O mau momento do presidente Lula, aferido por pesquisas de opinião, tem animado a direita, seja a moderada ou a populista radical. Em alguns círculos, já se elucubra sobre a suposta evidência de que a esquerda não teria mesmo mais discurso e projeto para a sociedade brasileira contemporânea. Esta, finalmente, teria em seus segmentos populares se rendido ao culto da prosperidade e ao empreendedorismo —alguém falou autoengano?—, num sinal de aprovação de concepções liberais.
Compreende-se a aflição dos antipetistas, uma vez que, no primeiro quarto deste século, o Partido dos Trabalhadores venceu cinco das seis disputas presidenciais. Nesse período, a direita dita civilizada surfou na derrubada de Dilma Rousseff e no governo protogolpista de Temer, o mais impopular da história; a seguir, com o fiasco das terceiras vias, associou-se à aventura bolsonarista, que prometia com o pinochetista neoliberal Paulo Guedes uma espécie de nova revolução americana nos trópicos; por fim, restou a abstenção ou engolir a contragosto a “frente ampla” lulista.
Lula e o PT têm cometido erros em série neste terceiro mandato, mas também acertos.
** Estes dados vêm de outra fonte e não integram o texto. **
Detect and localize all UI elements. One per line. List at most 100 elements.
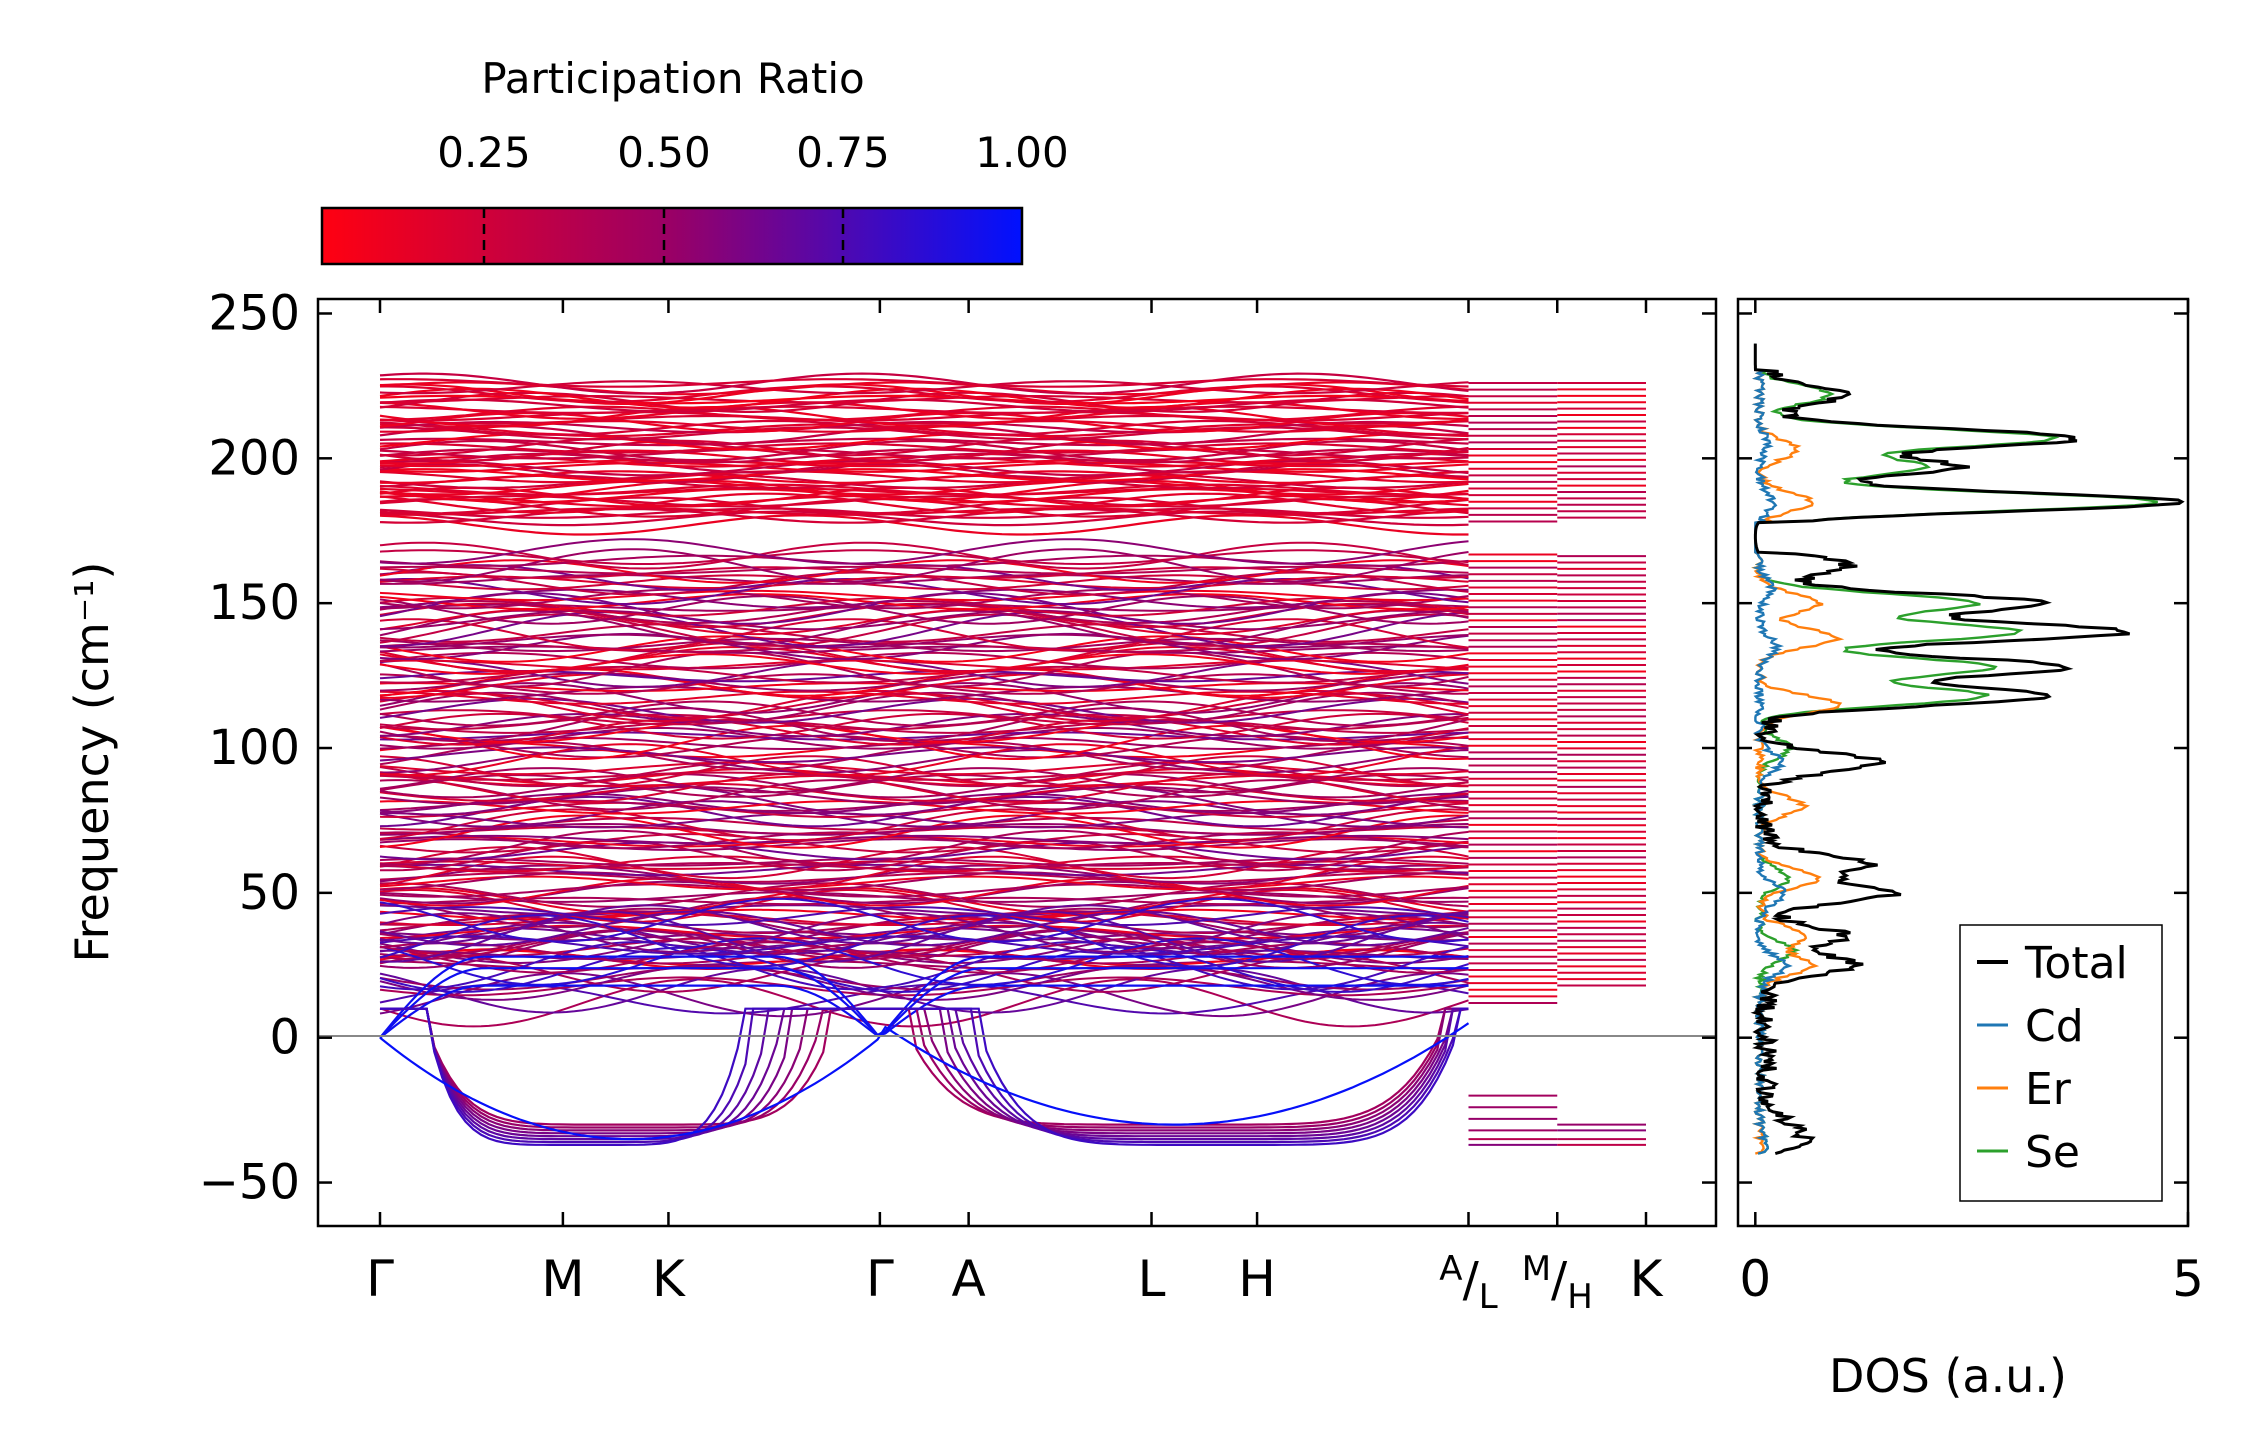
- phonon-band: [379, 507, 1469, 519]
- imaginary-band: [380, 1007, 1469, 1147]
- imaginary-band: [380, 1007, 1469, 1126]
- y-tick-label: 0: [269, 1010, 300, 1066]
- phonon-band: [379, 941, 1469, 974]
- phonon-band: [379, 549, 1469, 565]
- phonon-band: [379, 461, 1469, 473]
- colorbar-tick-label: 0.75: [796, 128, 890, 177]
- phonon-band: [379, 566, 1469, 579]
- phonon-band: [379, 405, 1469, 414]
- y-tick-label: 150: [208, 575, 300, 631]
- phonon-band: [379, 834, 1469, 845]
- phonon-band: [379, 910, 1469, 963]
- high-symmetry-label: A: [952, 1250, 986, 1308]
- phonon-band: [379, 713, 1469, 731]
- imaginary-band: [380, 1007, 1469, 1138]
- phonon-band: [379, 479, 1469, 496]
- phonon-band: [379, 672, 1469, 692]
- phonon-band: [379, 937, 1469, 986]
- colorbar-tick-label: 1.00: [975, 128, 1069, 177]
- y-axis-ticks: −50 0 50 100 150 200 250: [199, 285, 1716, 1211]
- phonon-band: [379, 771, 1469, 781]
- phonon-band: [379, 420, 1469, 434]
- phonon-band: [379, 380, 1469, 395]
- phonon-band: [379, 967, 1469, 1014]
- phonon-band: [379, 623, 1469, 643]
- phonon-band: [379, 779, 1469, 811]
- phonon-band: [379, 761, 1469, 776]
- phonon-band: [379, 439, 1469, 462]
- high-symmetry-label: K: [652, 1250, 686, 1308]
- phonon-band: [379, 880, 1469, 905]
- legend-label: Se: [2025, 1127, 2080, 1178]
- phonon-band: [379, 697, 1469, 724]
- acoustic-band: [379, 967, 1469, 1039]
- imaginary-band: [380, 1007, 1469, 1144]
- phonon-band: [379, 978, 1469, 1028]
- phonon-band: [379, 538, 1469, 565]
- phonon-band: [379, 514, 1469, 536]
- phonon-band: [379, 473, 1469, 490]
- y-tick-label: 100: [208, 720, 300, 776]
- dos-legend: Total Cd Er Se: [1959, 924, 2163, 1202]
- phonon-band: [379, 565, 1469, 575]
- phonon-band: [379, 459, 1469, 477]
- phonon-band: [379, 632, 1469, 661]
- high-symmetry-label: L: [1138, 1250, 1166, 1308]
- high-symmetry-label: K: [1630, 1250, 1664, 1308]
- colorbar-tick-marks: [482, 208, 845, 264]
- phonon-band: [379, 816, 1469, 831]
- imaginary-band: [380, 1007, 1469, 1141]
- y-axis-label: Frequency (cm⁻¹): [65, 562, 119, 963]
- phonon-band: [379, 746, 1469, 764]
- phonon-band: [380, 574, 1469, 585]
- phonon-band: [379, 937, 1469, 957]
- y-tick-label: 50: [239, 865, 300, 921]
- phonon-band: [379, 635, 1469, 663]
- imaginary-band: [380, 1007, 1469, 1135]
- legend-frame: [1959, 924, 2163, 1202]
- phonon-band: [379, 712, 1469, 740]
- phonon-band: [379, 495, 1469, 508]
- high-symmetry-label: Γ: [366, 1250, 394, 1308]
- phonon-band: [379, 855, 1469, 873]
- high-symmetry-ticks: Γ M K Γ A L H A/LM/H K: [366, 299, 1664, 1317]
- dos-x-tick-label: 0: [1739, 1250, 1771, 1308]
- phonon-band: [379, 904, 1469, 945]
- colorbar-label: Participation Ratio: [481, 54, 864, 103]
- high-symmetry-label: A/L: [1439, 1249, 1497, 1317]
- phonon-band: [379, 372, 1469, 395]
- dos-axes-frame: [1736, 297, 2190, 1228]
- phonon-band: [379, 773, 1469, 799]
- dos-curve-total: [1750, 343, 2185, 1156]
- phonon-band: [379, 908, 1469, 921]
- phonon-band: [379, 700, 1469, 727]
- phonon-band: [379, 719, 1469, 734]
- phonon-band: [379, 651, 1469, 688]
- colorbar-tick-label: 0.25: [437, 128, 531, 177]
- phonon-band: [379, 841, 1469, 861]
- high-symmetry-label: H: [1238, 1250, 1276, 1308]
- phonon-band: [379, 633, 1469, 649]
- phonon-band: [379, 659, 1469, 671]
- phonon-band: [379, 871, 1469, 891]
- y-tick-label: 250: [208, 285, 300, 341]
- phonon-band: [379, 838, 1469, 851]
- colorbar-tick-label: 0.50: [617, 128, 711, 177]
- phonon-band: [379, 906, 1469, 927]
- phonon-band: [379, 618, 1469, 652]
- phonon-band: [379, 548, 1469, 583]
- phonon-band: [379, 459, 1469, 468]
- acoustic-band: [379, 955, 1469, 1039]
- phonon-band: [379, 378, 1469, 388]
- phonon-band: [380, 426, 1469, 441]
- phonon-band: [379, 395, 1469, 404]
- colorbar-gradient: [320, 206, 1024, 266]
- phonon-band: [379, 492, 1469, 514]
- phonon-band: [379, 405, 1469, 422]
- phonon-band: [380, 673, 1469, 699]
- phonon-band: [379, 743, 1469, 776]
Tenho minhas reservas sobre a análise de que a queda da popularidade do presidente seria estrutural.
Há, sim, uma fadiga com a longevidade do líder petista, com seus arroubos verborrágicos e sua personalidade autocentrada. Talvez o país —isso é só uma impressão— preferisse algo diferente.
Ocorre que há uma chance plausível de o mal-estar ser, ao menos em parte, dissipado, e a perspectiva de um novo mandato da esquerda se ampliar.
Seria preciso considerar pelo menos dois fatores. O primeiro é o que parece ser a causa primordial do mau humor —a inflação de alimentos. Não há quem resista à disparada de preços na mesa da classe média, pobres e remediados.
Existe, contudo, uma expectativa de diminuição da conta nos próximos meses, três, quatro, seis, quem sabe. Ao mesmo tempo, não podem ser desconsiderados, mesmo que desvanecidos pelos sustos nas gôndolas, o aumento de emprego e renda e o significativo crescimento do PIB em 2023 e 2024, contrariando as bolas de cristal de “especialistas”.
O outro fator a levar em conta é a ausência de lideranças claras e fortes na direita. Bolsonaro pode ser considerado candidato fora do baralho —e a fantasia da anistia não ajuda muito. Sua criatura mais vistosa é o governador de São Paulo, Tarcísio de Freitas. É o atual “darling” da direita e do mercado, cujas incansáveis bandeiras são ajuste fiscal com cortes de gastos sociais e privatizações encabeçadas pela Petrobras —ideias por si pouco atraentes para o grande eleitorado. Tarcísio, todavia, com apoio de seu demiurgo, teria atrativos a acrescentar para rebanhos mais amplos.
Só que não se sabe se está disposto a contrariar Bolsonaro e se correria o risco de sair do cargo em abril de 2026, abandonar uma reeleição estadual garantida e enfrentar o grande animal político-eleitoral do Brasil, mesmo que ferido, com a máquina governamental na mão. A resposta parece ser não.
Escrevi aqui, em maio do ano passado, que o projeto de Lula para 2026 estava subindo no telhado. De fato, mas ainda pode descer e voltar à rampa do Planalto. O jogo está longe de ser definido.